As a father, it was an emotional roller coaster watching Steve’s relationship with his father, and then his son. His dedication to helping others with the disease as he is losing his battle was, well, saintly — pun intended.
Now, with the pity party effectively cancelled by the inspirational heroics of a man wrestling with an incredibly cruel illness. I was off to conquer my next challenge — stillness. This may in fact have been my biggest concern — resting my eye.
The day before the surgery was my wife’s birthday. I had made plans to take her to a nearby spa. While there, I made my way to the meditation room. Knowing that I may have be immobilized for a period of time after the surgery, I thought I’d work on resting my mind. I lasted 2 minutes, according to my Fitbit.
It was such a concern that I brought it up with the surgeon suggesting that I may need a little help (wink, wink) to take the edge off. He didn’t bite. I was on my own.

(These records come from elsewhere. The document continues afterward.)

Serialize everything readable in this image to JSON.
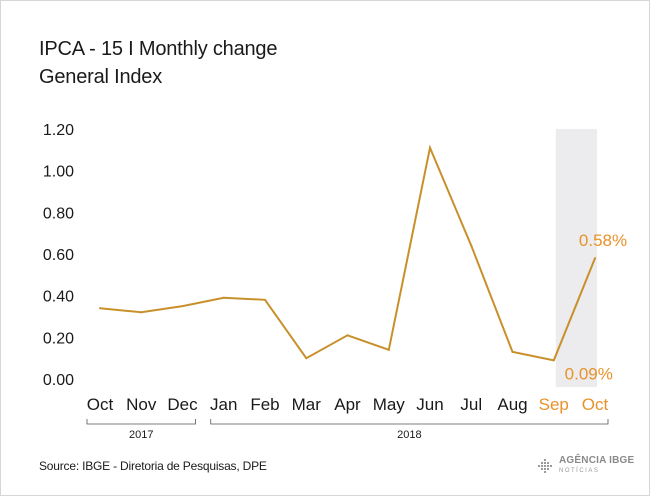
{
  "header": {
    "title": "IPCA - 15 I Monthly change",
    "subtitle": "General Index"
  },
  "footer": {
    "source": "Source: IBGE - Diretoria de Pesquisas, DPE",
    "logo_line1": "AGÊNCIA IBGE",
    "logo_line2": "NOTÍCIAS"
  },
  "colors": {
    "line": "#c8902b",
    "highlight_text": "#e8922a",
    "axis_text": "#1a1a1a",
    "highlight_band": "#ececee"
  },
  "chart_data": {
    "type": "line",
    "categories": [
      "Oct",
      "Nov",
      "Dec",
      "Jan",
      "Feb",
      "Mar",
      "Apr",
      "May",
      "Jun",
      "Jul",
      "Aug",
      "Sep",
      "Oct"
    ],
    "values": [
      0.34,
      0.32,
      0.35,
      0.39,
      0.38,
      0.1,
      0.21,
      0.14,
      1.11,
      0.64,
      0.13,
      0.09,
      0.58
    ],
    "yticks": [
      "0.00",
      "0.20",
      "0.40",
      "0.60",
      "0.80",
      "1.00",
      "1.20"
    ],
    "ylim": [
      0,
      1.2
    ],
    "highlighted_categories": [
      11,
      12
    ],
    "data_labels": [
      {
        "index": 11,
        "text": "0.09%"
      },
      {
        "index": 12,
        "text": "0.58%"
      }
    ],
    "year_groups": [
      {
        "label": "2017",
        "start": 0,
        "end": 2
      },
      {
        "label": "2018",
        "start": 3,
        "end": 12
      }
    ],
    "grid": false,
    "legend": "none"
  }
}
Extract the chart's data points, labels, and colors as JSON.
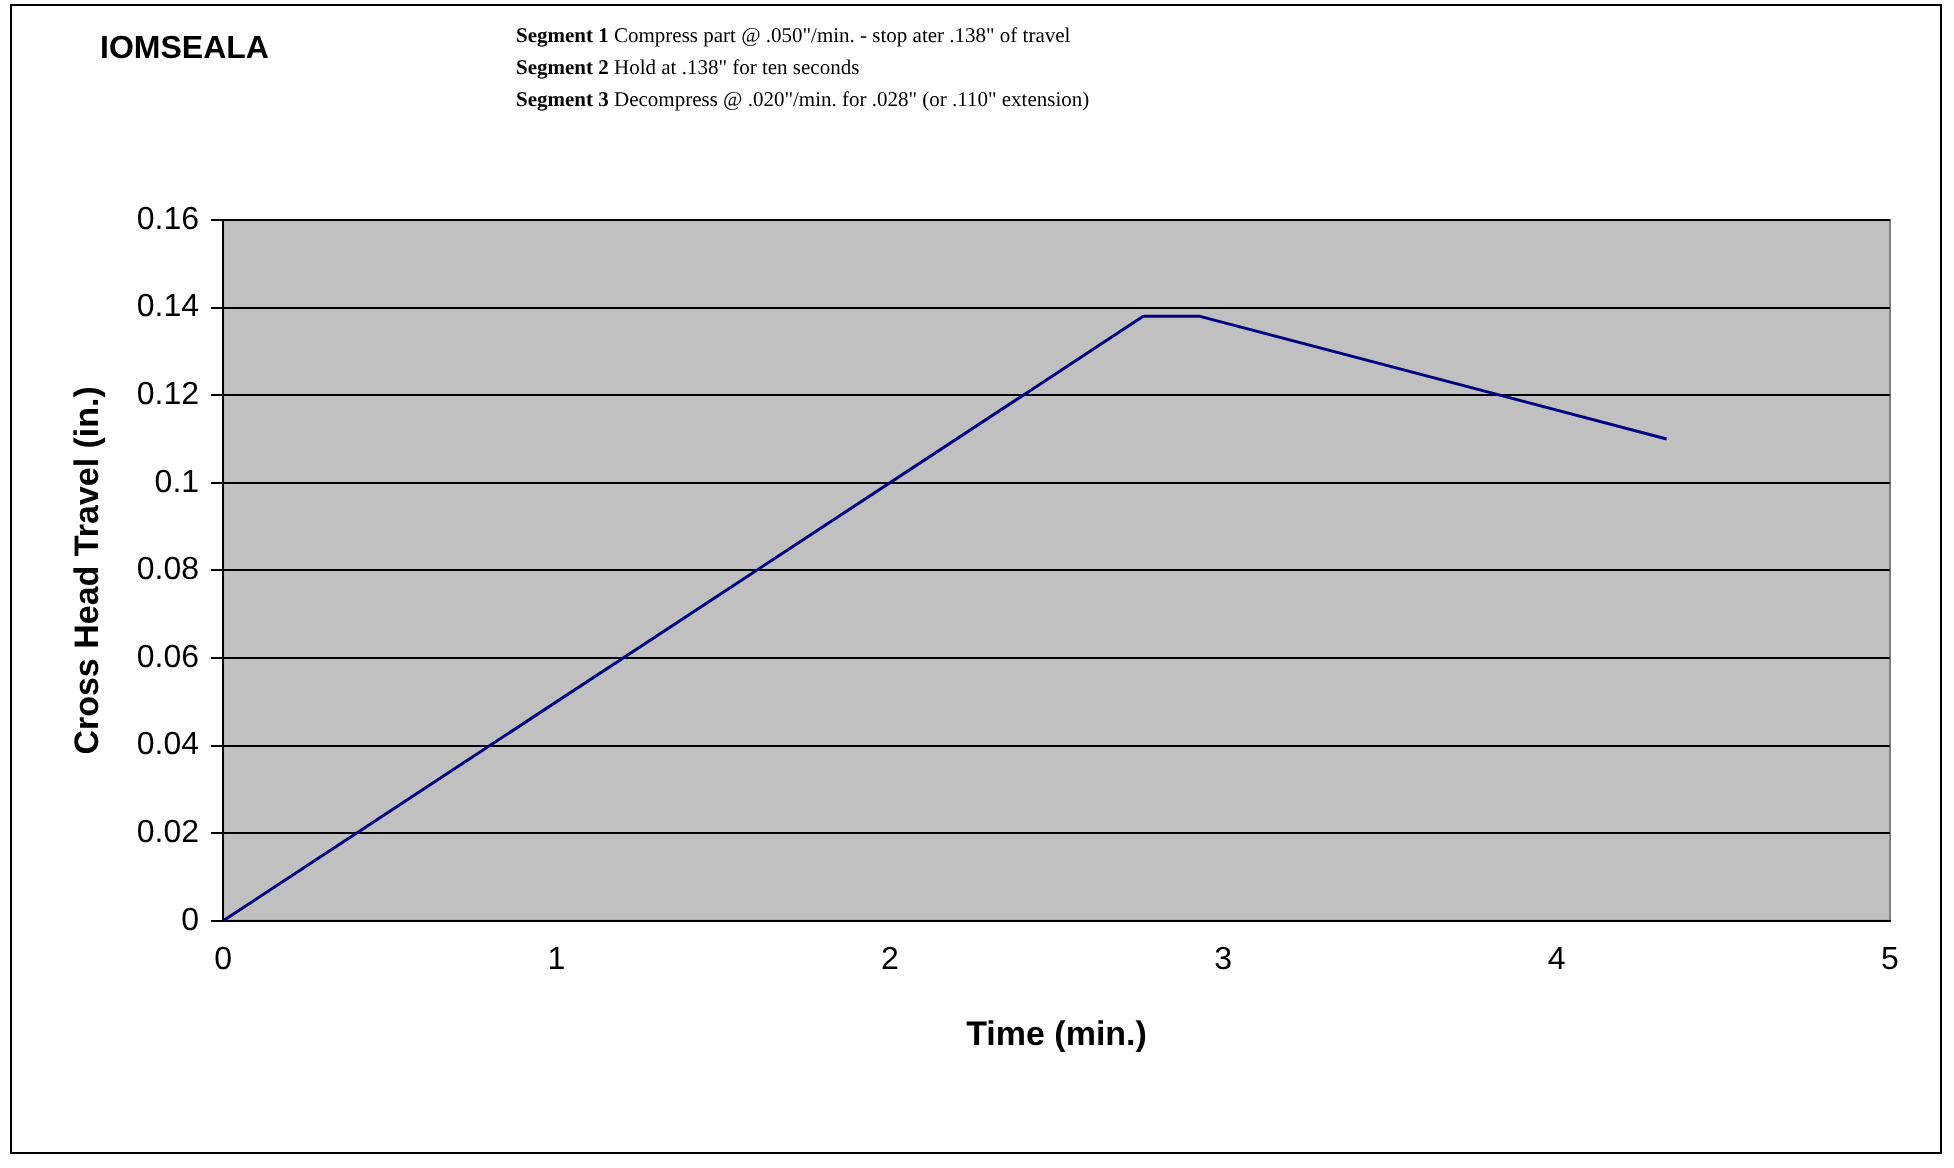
{
  "chart_data": {
    "type": "line",
    "title": "IOMSEALA",
    "annotations": [
      "Segment 1 Compress part @ .050\"/min. - stop ater .138\" of travel",
      "Segment 2 Hold at .138\" for ten seconds",
      "Segment 3 Decompress @ .020\"/min. for .028\" (or .110\" extension)"
    ],
    "xlabel": "Time (min.)",
    "ylabel": "Cross Head Travel (in.)",
    "x": [
      0,
      2.76,
      2.93,
      4.33
    ],
    "series": [
      {
        "color": "#000080",
        "values": [
          0,
          0.138,
          0.138,
          0.11
        ]
      }
    ],
    "xlim": [
      0,
      5
    ],
    "xticks": [
      0,
      1,
      2,
      3,
      4,
      5
    ],
    "ylim": [
      0,
      0.16
    ],
    "yticks": [
      0,
      0.02,
      0.04,
      0.06,
      0.08,
      0.1,
      0.12,
      0.14,
      0.16
    ],
    "grid": "y",
    "legend": false,
    "marker": "none",
    "line_style": "solid"
  }
}
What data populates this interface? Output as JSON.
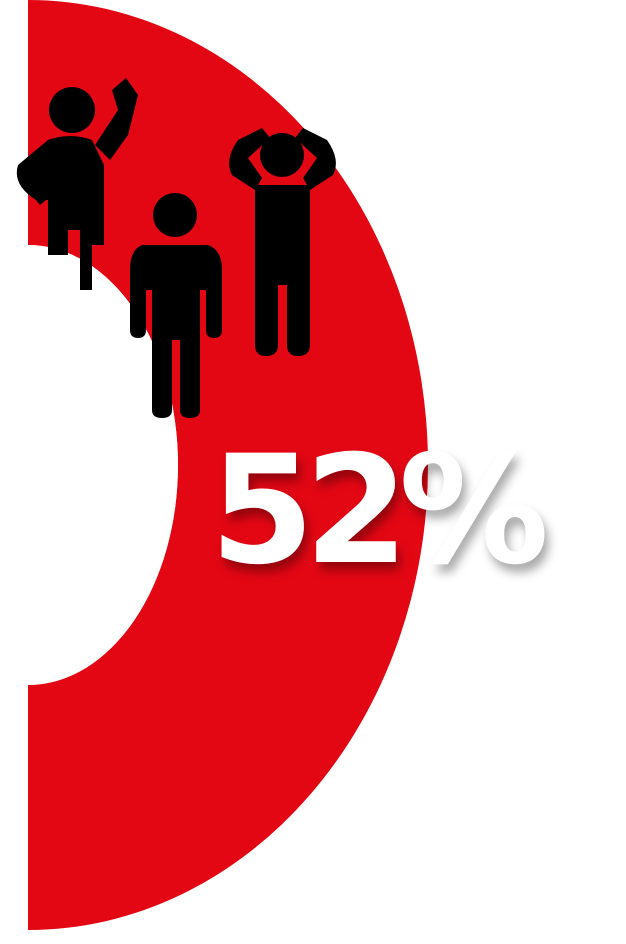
{
  "graphic": {
    "value_label": "52%",
    "value_fraction": 0.52,
    "figures": [
      {
        "pose": "person-hand-on-head-icon"
      },
      {
        "pose": "person-standing-icon"
      },
      {
        "pose": "person-hands-on-head-icon"
      }
    ]
  },
  "colors": {
    "accent": "#e30613",
    "figure": "#000000",
    "label": "#ffffff",
    "background": "#ffffff"
  }
}
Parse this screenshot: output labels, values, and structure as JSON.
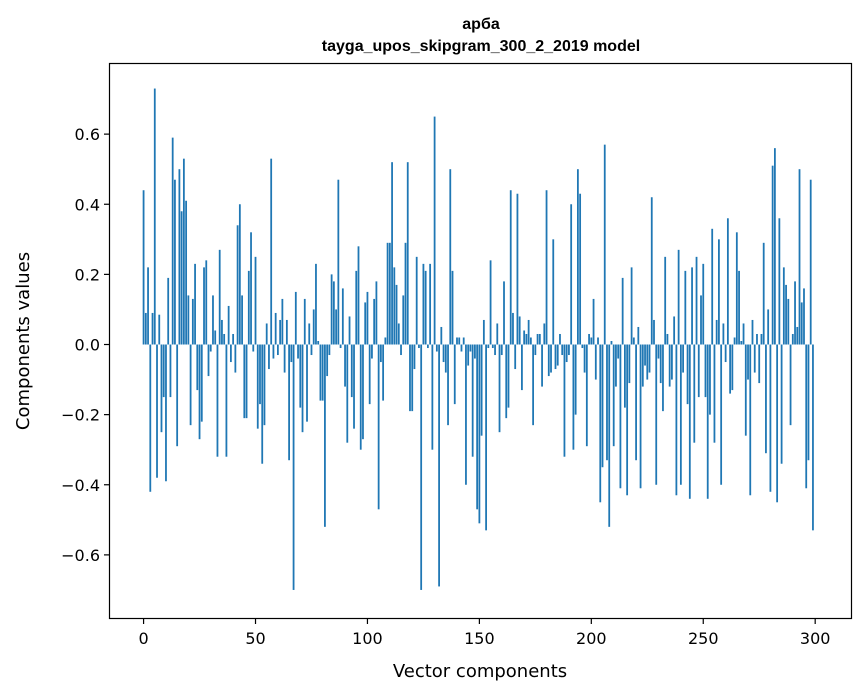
{
  "chart_data": {
    "type": "bar",
    "title": "арба",
    "subtitle": "tayga_upos_skipgram_300_2_2019 model",
    "xlabel": "Vector components",
    "ylabel": "Components values",
    "xlim": [
      -15,
      316
    ],
    "ylim": [
      -0.78,
      0.8
    ],
    "xticks": [
      0,
      50,
      100,
      150,
      200,
      250,
      300
    ],
    "xtick_labels": [
      "0",
      "50",
      "100",
      "150",
      "200",
      "250",
      "300"
    ],
    "yticks": [
      -0.6,
      -0.4,
      -0.2,
      0.0,
      0.2,
      0.4,
      0.6
    ],
    "ytick_labels": [
      "−0.6",
      "−0.4",
      "−0.2",
      "0.0",
      "0.2",
      "0.4",
      "0.6"
    ],
    "grid": false,
    "bar_color": "#1f77b4",
    "x": "0..299",
    "values": [
      0.44,
      0.09,
      0.22,
      -0.42,
      0.09,
      0.73,
      -0.38,
      0.085,
      -0.25,
      -0.15,
      -0.39,
      0.19,
      -0.15,
      0.59,
      0.47,
      -0.29,
      0.5,
      0.38,
      0.53,
      0.41,
      0.14,
      -0.23,
      0.13,
      0.23,
      -0.13,
      -0.27,
      -0.22,
      0.22,
      0.24,
      -0.09,
      -0.02,
      0.14,
      0.04,
      -0.32,
      0.27,
      0.07,
      0.03,
      -0.32,
      0.11,
      -0.05,
      0.03,
      -0.08,
      0.34,
      0.4,
      0.14,
      -0.21,
      -0.21,
      0.21,
      0.32,
      -0.02,
      0.25,
      -0.24,
      -0.17,
      -0.34,
      -0.23,
      0.06,
      -0.07,
      0.53,
      -0.04,
      0.09,
      -0.03,
      0.07,
      0.13,
      -0.08,
      0.07,
      -0.33,
      -0.05,
      -0.7,
      0.15,
      -0.04,
      -0.18,
      -0.25,
      0.13,
      -0.22,
      0.06,
      -0.03,
      0.1,
      0.23,
      0.01,
      -0.16,
      -0.16,
      -0.52,
      -0.09,
      -0.03,
      0.2,
      0.18,
      0.1,
      0.47,
      -0.01,
      0.16,
      -0.12,
      -0.28,
      0.08,
      -0.15,
      -0.24,
      0.21,
      0.28,
      -0.3,
      -0.27,
      0.12,
      0.15,
      -0.17,
      -0.04,
      0.13,
      0.18,
      -0.47,
      -0.05,
      -0.16,
      0.02,
      0.29,
      0.29,
      0.52,
      0.22,
      0.17,
      0.06,
      -0.03,
      0.14,
      0.29,
      0.52,
      -0.19,
      -0.19,
      -0.07,
      0.25,
      -0.01,
      -0.7,
      0.23,
      0.21,
      -0.01,
      0.23,
      -0.3,
      0.65,
      -0.02,
      -0.69,
      0.05,
      -0.05,
      -0.08,
      -0.23,
      0.5,
      0.21,
      -0.17,
      0.02,
      0.02,
      -0.02,
      0.02,
      -0.4,
      -0.06,
      -0.02,
      -0.32,
      -0.04,
      -0.47,
      -0.51,
      -0.26,
      0.07,
      -0.53,
      -0.01,
      0.24,
      -0.01,
      -0.03,
      0.06,
      -0.25,
      -0.03,
      0.18,
      -0.21,
      -0.18,
      0.44,
      0.09,
      -0.07,
      0.43,
      0.08,
      -0.13,
      0.04,
      0.03,
      0.07,
      0.02,
      -0.23,
      -0.03,
      0.03,
      0.03,
      -0.12,
      0.06,
      0.44,
      -0.09,
      -0.08,
      0.3,
      -0.07,
      -0.06,
      0.03,
      -0.03,
      -0.32,
      -0.05,
      -0.03,
      0.4,
      -0.3,
      -0.2,
      0.5,
      0.43,
      -0.01,
      -0.08,
      -0.29,
      0.03,
      0.02,
      0.13,
      -0.1,
      0.02,
      -0.45,
      -0.35,
      0.57,
      -0.33,
      -0.52,
      0.01,
      -0.29,
      -0.12,
      -0.04,
      -0.41,
      0.19,
      -0.18,
      -0.43,
      -0.11,
      0.22,
      0.02,
      -0.33,
      0.05,
      -0.41,
      -0.12,
      -0.06,
      -0.1,
      -0.08,
      0.42,
      0.07,
      -0.4,
      -0.04,
      -0.11,
      -0.19,
      0.25,
      0.03,
      -0.12,
      -0.1,
      0.08,
      -0.43,
      0.27,
      -0.4,
      -0.08,
      0.21,
      -0.17,
      -0.44,
      0.22,
      -0.28,
      0.25,
      -0.15,
      0.14,
      0.23,
      -0.15,
      -0.44,
      -0.2,
      0.33,
      -0.28,
      0.07,
      0.3,
      -0.4,
      0.06,
      -0.05,
      0.36,
      -0.14,
      -0.13,
      0.02,
      0.32,
      0.21,
      0.01,
      0.06,
      -0.26,
      -0.1,
      -0.43,
      0.07,
      -0.08,
      0.03,
      -0.11,
      0.03,
      0.29,
      -0.31,
      0.1,
      -0.42,
      0.51,
      0.56,
      -0.45,
      0.36,
      -0.34,
      0.22,
      0.17,
      0.13,
      -0.23,
      0.03,
      0.18,
      0.05,
      0.5,
      0.12,
      0.16,
      -0.41,
      -0.33,
      0.47,
      -0.53
    ]
  }
}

Unfortunately, you can’t just hang a “closed” sign when running your own business and I really don’t have an “off” button. Shutting down or slowing an active mind and body isn’t that simple, especially without some help. Alcohol was a no go, walking around with monocular vision was hard enough. I’m tensing up just writing this — and yes, I’m supposed to be “resting.”
Help came in the form of some simple advice from my mom. Recognizing my inability to sit still from an early age, she suggested that I “be easy.” A phase her mother often used with her when she was young.
It’s interesting how often I would hear those two words and remind myself to slow down. Drying my hair with a towel, brushing my teeth, pulling a shirt over my head. All things that I normally would rush through to get to the next task, were now all little threats to the success of my surgery and/or speed of my recovery if I didn’t chill.
The tape covering the patch over my eye made it difficult to open my mouth, so I had to slow down when eating and take smaller bites. All good reminders to “be easy” and enjoy what I was eating. Staring at the floor with my head down for 50 minutes each hour became a natural position to practice humility and give thanks.
God threw me a haymaker (to my right eye), perhaps as a reminder to slow down, give thanks, and “be easy.” I would have been happy to receive the message another way, but it is what it is. What I also learned is that my situation is an opportunity to take stock of how really blessed I am.
My wife is a loving caregiver and we had a home full of supportive family for the graduation. Friends are checking in on me constantly and helping to support the business in my absence. Most importantly, I was able to attend my daughters graduation and my vision is starting to return. Yes, lucky me…a very lucky me.